Und am Samstag erschien der Rest des ‚harten Kerns‘ und es wurde richtig gepowert. Wir schafften in drei Gehegen die Terrassen hinter den Hundehütten, auf denen unsere Schützlinge im Schatten draußen ruhen können. Das ist auch wieder eine Optimierung für unsere Pflegerinnen, denn jetzt wird endlich der Matsch rund um die Körbe verhindert, der bei Regen entsteht und viel Reinigungsarbeit erzeugt. Dazu wurde anfangs klassisch mit Schubkarre und später mit Unterstützung durch unsere Pflegerin mit ihrem privaten Traktor der Kies in die Gehege gebracht, der als Bett für die Terrassenplatten dient. In zwei Gehegen wurde das Unkraut entfernt, die gebuddelten Löcher und alle mageren Stellen wieder aufgefüllt und glattgerecht.

Kies schaufeln

Kies anliefern
Platten verlegen

Unkraut jäten

Richtig harte Arbeit, aber wir waren alle hoch motiviert. Wer weiß, wann der Winter wieder auf die Alb kommt, und bis dahin wollen wir auch gerne alle 5 Gehege auf Stand haben. Für eine lustige Situation sorgte zwischendurch Raja. Irgendwann kam aus ihrem Gehege der Ruf ’Ich brauche Hilfe, ich habe hier eine Hausbesetzung!‘ Wir ließen die Werkzeuge fallen, eilten dorthin und fanden unsere Husky-Dame mit der Rubens-Figur mitten auf dem Kiesbett vor, auf dem gerade die Terrassen-Platten verlegt werden sollten. Alle Lockversuche schlugen fehl und letztlich mussten wir die Leine holen und so die ‚Zwangsräumung‘ durchführen. Wir haben alle kräftig lachen müssen.

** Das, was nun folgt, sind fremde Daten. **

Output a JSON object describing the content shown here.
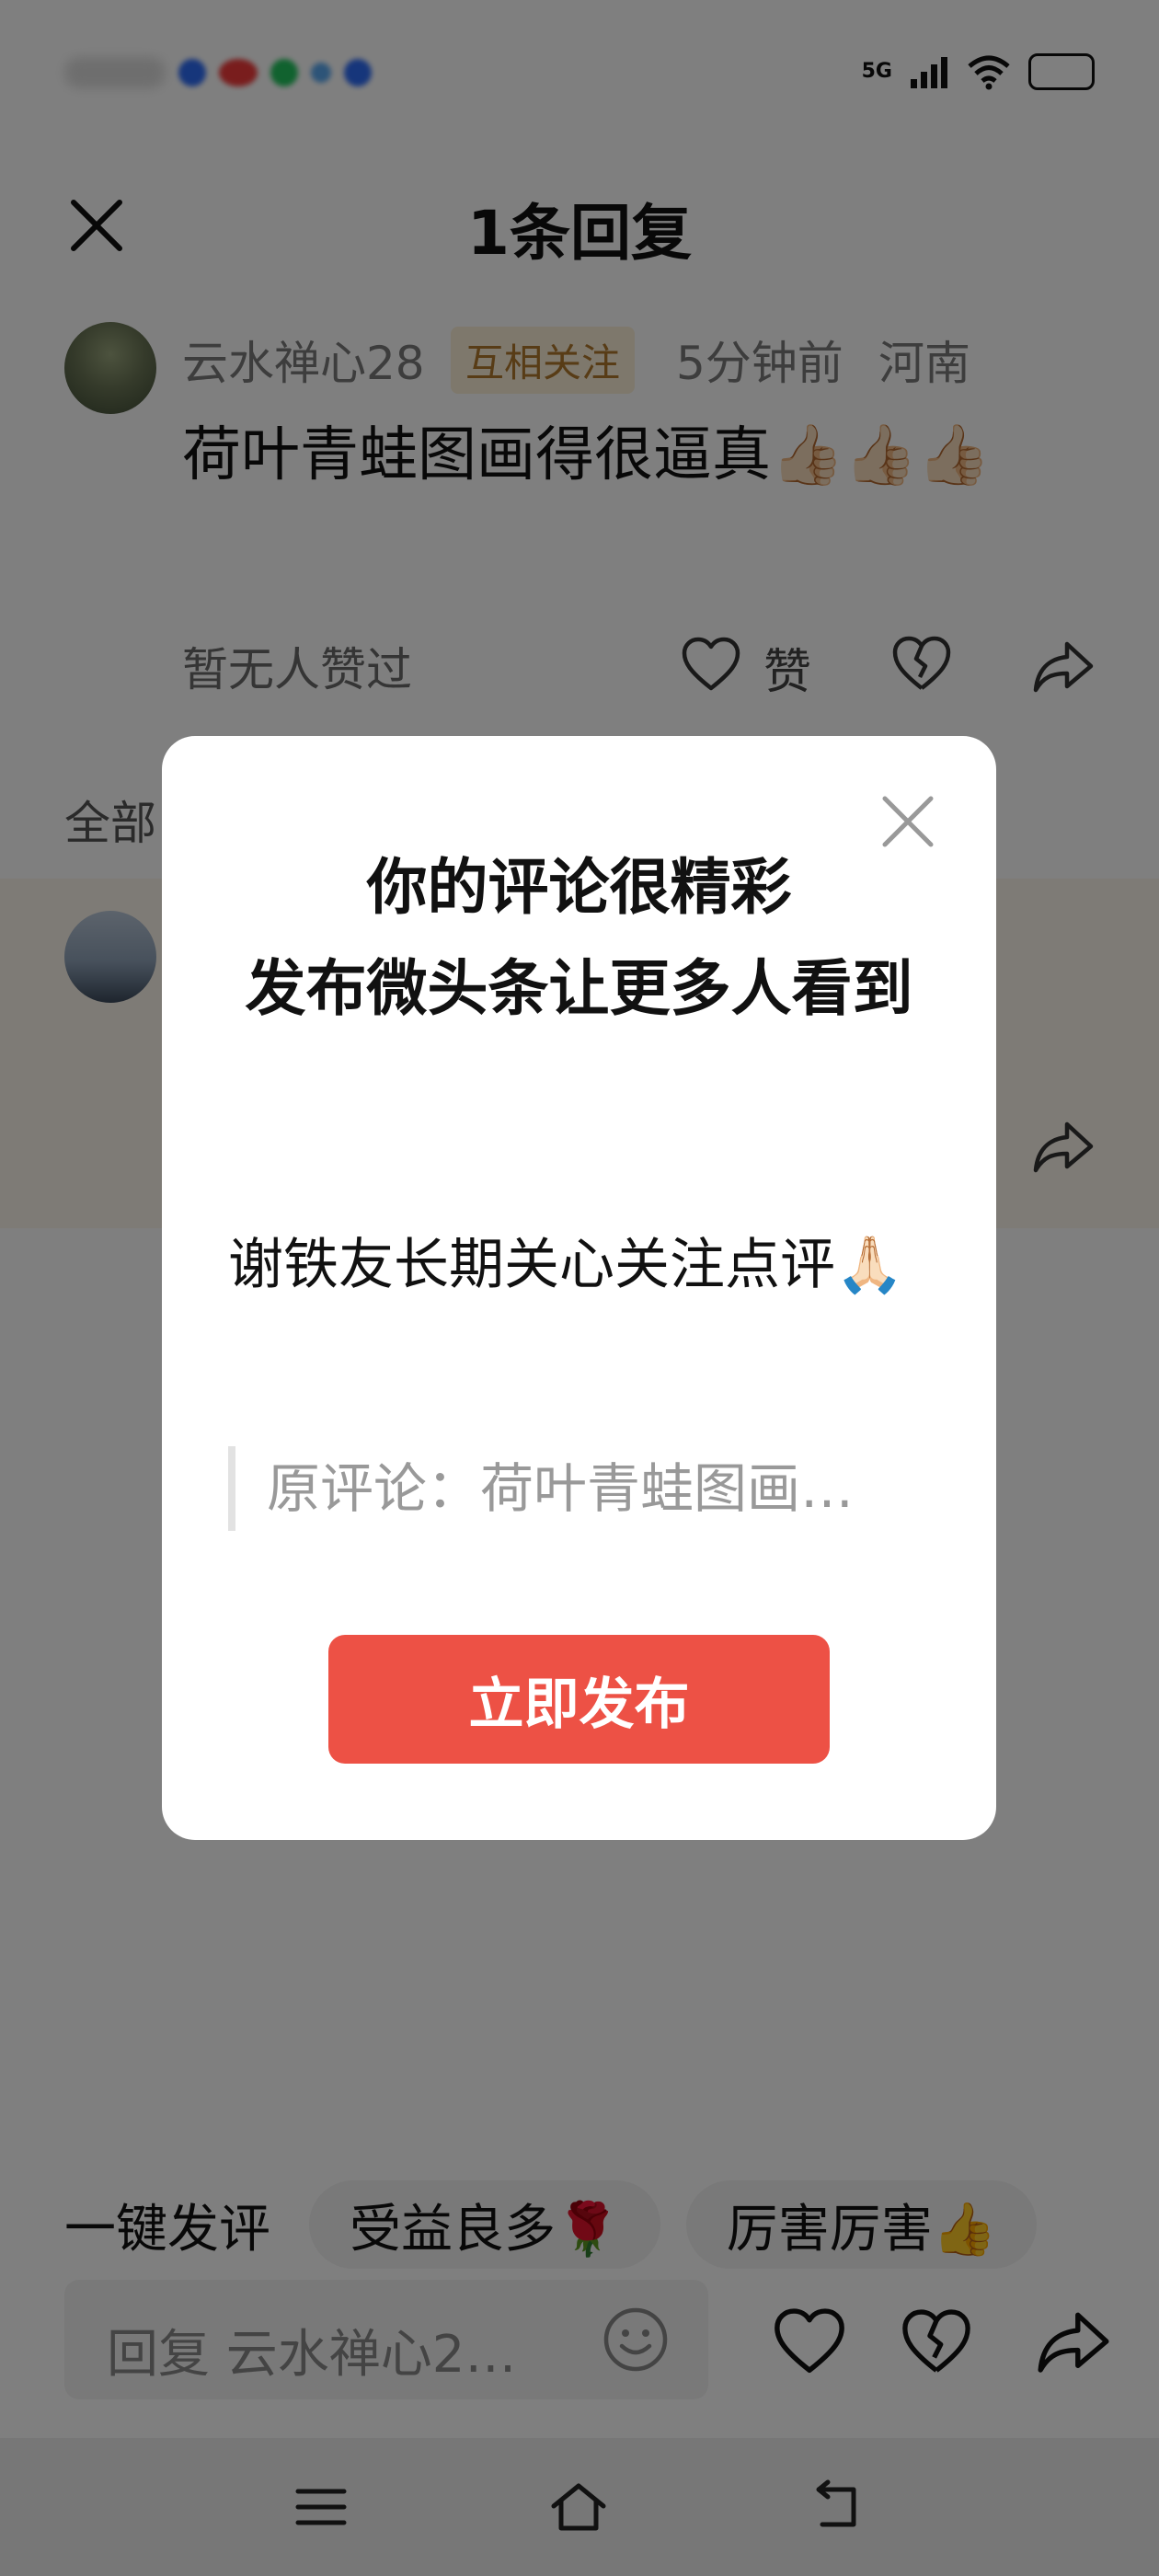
{
  "status_bar": {
    "network": "5G"
  },
  "sheet": {
    "title": "1条回复"
  },
  "comment": {
    "username": "云水禅心28",
    "tag": "互相关注",
    "time": "5分钟前",
    "location": "河南",
    "text": "荷叶青蛙图画得很逼真👍🏻👍🏻👍🏻",
    "no_likes": "暂无人赞过",
    "like_label": "赞"
  },
  "all_replies_label": "全部",
  "quick_comment": {
    "label": "一键发评",
    "chips": [
      "受益良多🌹",
      "厉害厉害👍"
    ]
  },
  "reply_bar": {
    "placeholder": "回复 云水禅心2…"
  },
  "dialog": {
    "title_line1": "你的评论很精彩",
    "title_line2": "发布微头条让更多人看到",
    "body": "谢铁友长期关心关注点评🙏🏻",
    "quote": "原评论：荷叶青蛙图画…",
    "button": "立即发布"
  },
  "colors": {
    "accent": "#ed5145",
    "tag_text": "#b0782c",
    "tag_bg": "#fdf0d8"
  }
}
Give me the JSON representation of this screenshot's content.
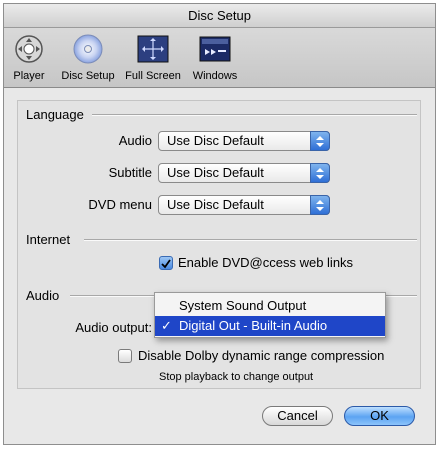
{
  "window": {
    "title": "Disc Setup"
  },
  "toolbar": {
    "items": [
      {
        "label": "Player",
        "icon": "player-icon"
      },
      {
        "label": "Disc Setup",
        "icon": "disc-icon"
      },
      {
        "label": "Full Screen",
        "icon": "full-screen-icon"
      },
      {
        "label": "Windows",
        "icon": "windows-icon"
      }
    ],
    "selected": "Disc Setup"
  },
  "language": {
    "title": "Language",
    "audio_label": "Audio",
    "audio_value": "Use Disc Default",
    "subtitle_label": "Subtitle",
    "subtitle_value": "Use Disc Default",
    "dvdmenu_label": "DVD menu",
    "dvdmenu_value": "Use Disc Default"
  },
  "internet": {
    "title": "Internet",
    "enable_label": "Enable DVD@ccess web links",
    "enable_checked": true
  },
  "audio": {
    "title": "Audio",
    "output_label": "Audio output:",
    "menu_options": [
      {
        "label": "System Sound Output",
        "selected": false
      },
      {
        "label": "Digital Out - Built-in Audio",
        "selected": true
      }
    ],
    "check_mark": "✓",
    "dolby_label": "Disable Dolby dynamic range compression",
    "dolby_checked": false,
    "note": "Stop playback to change output"
  },
  "buttons": {
    "cancel": "Cancel",
    "ok": "OK"
  },
  "colors": {
    "selection": "#1f46c8",
    "accent": "#4b8be0"
  }
}
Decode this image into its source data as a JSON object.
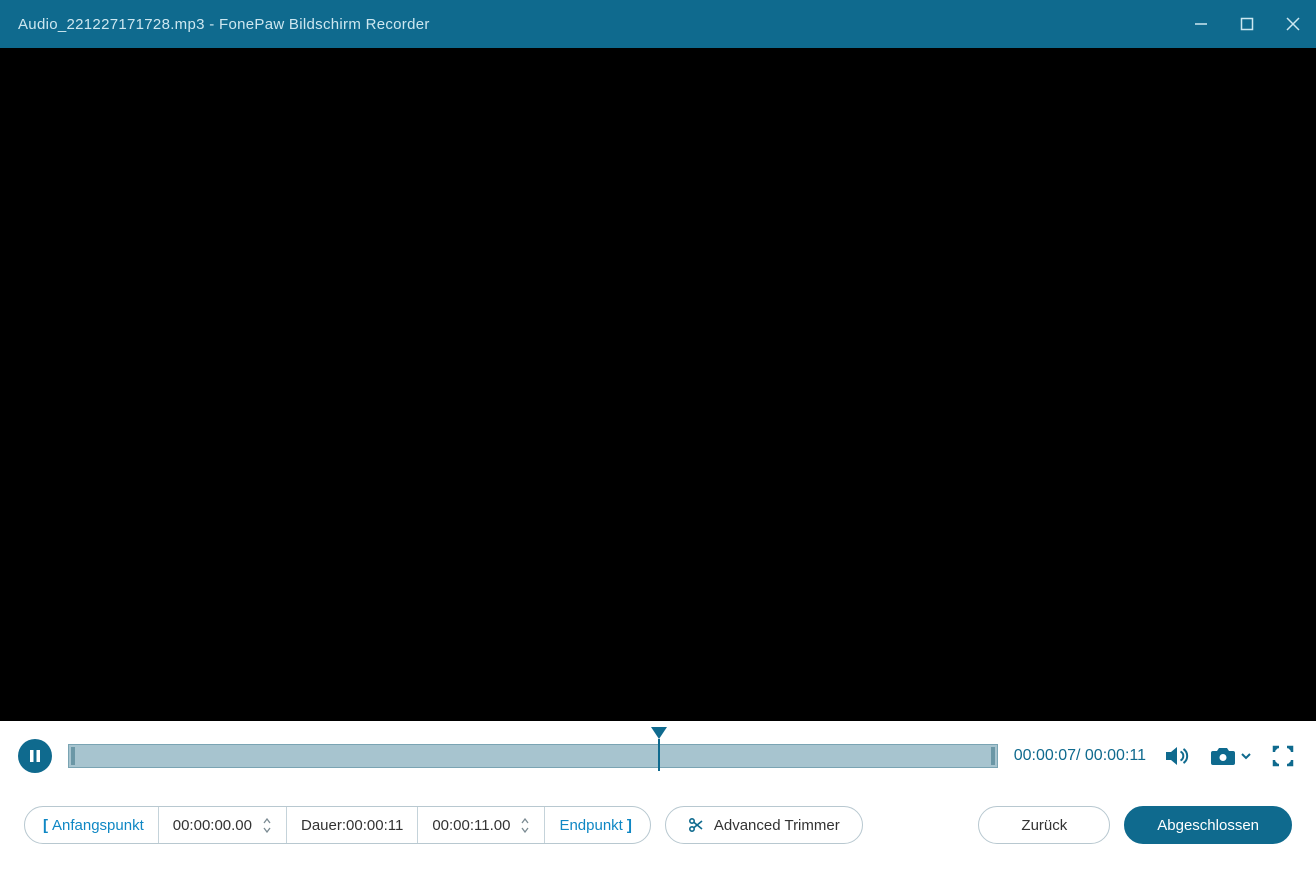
{
  "titlebar": {
    "filename": "Audio_221227171728.mp3",
    "separator": "  -  ",
    "app_name": "FonePaw Bildschirm Recorder"
  },
  "playback": {
    "current_time": "00:00:07",
    "total_time": "00:00:11",
    "time_separator": "/ ",
    "progress_percent": 63.6
  },
  "trim": {
    "start_label": "Anfangspunkt",
    "start_time": "00:00:00.00",
    "duration_label": "Dauer:",
    "duration_value": "00:00:11",
    "end_time": "00:00:11.00",
    "end_label": "Endpunkt"
  },
  "buttons": {
    "advanced_trimmer": "Advanced Trimmer",
    "back": "Zurück",
    "done": "Abgeschlossen"
  },
  "icons": {
    "minimize": "minimize-icon",
    "maximize": "maximize-icon",
    "close": "close-icon",
    "pause": "pause-icon",
    "volume": "volume-icon",
    "camera": "camera-icon",
    "chevron_down": "chevron-down-icon",
    "fullscreen": "fullscreen-icon",
    "scissors": "scissors-icon",
    "spin_up": "spin-up-icon",
    "spin_down": "spin-down-icon"
  },
  "colors": {
    "accent": "#0f6a8e",
    "track": "#a7c4cf",
    "link": "#0f87c4"
  }
}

Raja blockiert Verlegearbeiten

Bis zum Nachmittag war dann auch noch im Kurgarten eine Terrasse fertig, auf die wir eine weitere Hütte für unsere Oldie-Gruppe platzieren konnten, da diese wieder durch den Einzug eines neuen Kumpels gewachsen war.

und noch eine Hütte

Zur Kräftigung zwischendurch verwöhnte uns wieder unsere Küchenfee mit leckerem Essen und Kuchen und auch der vorbereitete Nudelsalat war toll. Unser Grillmeister überraschte uns mit Steaks dazu, die er auf seinem ‚outdoor-Grill‘ für uns zubereitete. Das war gewissermaßen schon das erste Probeessen für den kommenden Weihnachtsmarkt.outdoor grillen

Ergänzend dazu gab es auch von allen viele Ideen, was man denn alles für den 03.12.2016 gestalten und organisieren könnte. Ich kam kaum nach, die Themen auf Zettel zu schreiben, damit wir sie nicht wieder vergessen. Darüber hinaus steht auch der Plan, was wir bis zum Wintereinbruch an der Station außen alles noch schaffen wollen und wer sich um welche Materialien und Werkzeuge dazu kümmert. Das war äußerst kreative Teamarbeit!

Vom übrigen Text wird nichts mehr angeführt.